Salva Sanchis prend les mêmes et recommence après un entracte mérité. Si la bande-son est bien celle des Noces(1923) de Stravinsky, la chorégraphie n’a plus rien à voir avec l’originelle, de Bronislava Nijinska (autrice non citée par le dossier de presse, ainsi que nous l’a fait remarquer Claude Sorin) ni même avec celle qui avait propulsé Angelin Preljocaj sur le devant de la scène en 1989, avec le renfort des Percussions de Strasbourg et du Chœur contemporain d’Aix-en-Provence (que l’on pourra revoir à Montpellier Danse les 20 et 21 juin). La sono de l’Aquarium a cru bon de passer la musique enregistrée à fond la caisse, ce qui nous a semblé contreproductif. D’abord parce que le disque utilisé, la version de 2013 éditée par Harmonia Mundi en 2015, avec le RIAS Kammerchor (la soprano Carolyn Sampson et le ténorJan Kobow) sous la direction de Daniel Reuss/MusikFabrik (avec pianola, deux cymbalums, un harmonium et des percussions), est suffisamment ample, claire et nette diffusée droit, sans vitesse ni précipitation, sans décibels superflus. Ensuite, parce que le volume porte tort à la danse, la faisant passer au second plan.

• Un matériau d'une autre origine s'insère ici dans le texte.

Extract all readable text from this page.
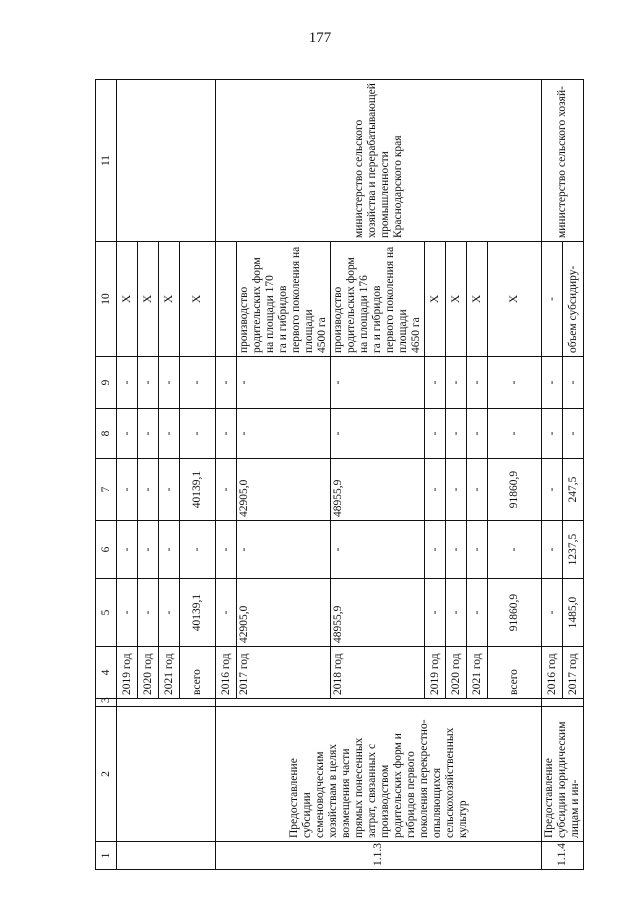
177
1	2	3	4	5	6	7	8	9	10	11
			2019 год	-	-	-	-	-	X	
			2020 год	-	-	-	-	-	X	
			2021 год	-	-	-	-	-	X	
			всего	40139,1	-	40139,1	-	-	X	
1.1.3	Предоставление субсидии семеноводческим хозяйствам в целях возмещения части прямых понесенных затрат, связанных с производством родительских форм и гибридов первого поколения перекрестно-опыляющихся сельскохозяйственных культур		2016 год	-	-	-	-	-		министерство сельского хозяйства и перерабатывающей промышленности Краснодарского края
			2017 год	42905,0	-	42905,0	-	-	производство родительских форм
на площади 170
га и гибридов
первого поколения на площади
4500 га	
			2018 год	48955,9	-	48955,9	-	-	производство родительских форм
на площади 176
га и гибридов
первого поколения на площади
4650 га	
			2019 год	-	-	-	-	-	X	
			2020 год	-	-	-	-	-	X	
			2021 год	-	-	-	-	-	X	
			всего	91860,9	-	91860,9	-	-	X	
1.1.4	Предоставление субсидии юридическим лицам и ин-		2016 год	-	-	-	-	-	-	министерство сельского хозяй-
			2017 год	1485,0	1237,5	247,5	-	-	объем субсидиру-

Galerie photo © Laurent Philippe

Strictement vêtus de noir, tels des musiciens apprêtés pour une soirée de gala, les danseurs s’en sont encore donné à cœur joie. Ils méritent tous d’être nommés : Jessica Allemann, Alina Arshi, Jamila Baioia, Meggie Blankschyn, Mel Damianaki, Giulia Fabbri, Timéa Lador, Emma Perez, Tristan Richon, Robinson Starck, Natasha Vuletic. Ils respectent le « canevas chorégraphique » de Salva Sanchis, nous gratifient d’une entrée valorisant le port de bras, suivie d’un unisson visuel avec suffisamment de contrepoints pour permettre à chacun de montrer son expressivité, d’un final en fondus au noir et au silence. La danse-théâtre est moins marquée ici. Le mélange des genres opère, qui va du néoclassique au contemporain, sans nul besoin de performance physique. La fluidité prime qui, comme le souhaite le chorégraphe, permet aux danseurs « d’être ensemble seuls [et d’] être seuls ensemble. »
Nicolas Villodre
Vu le 10 juin 2023 au théâtre de l’Aquarium dans le cadre de June Events.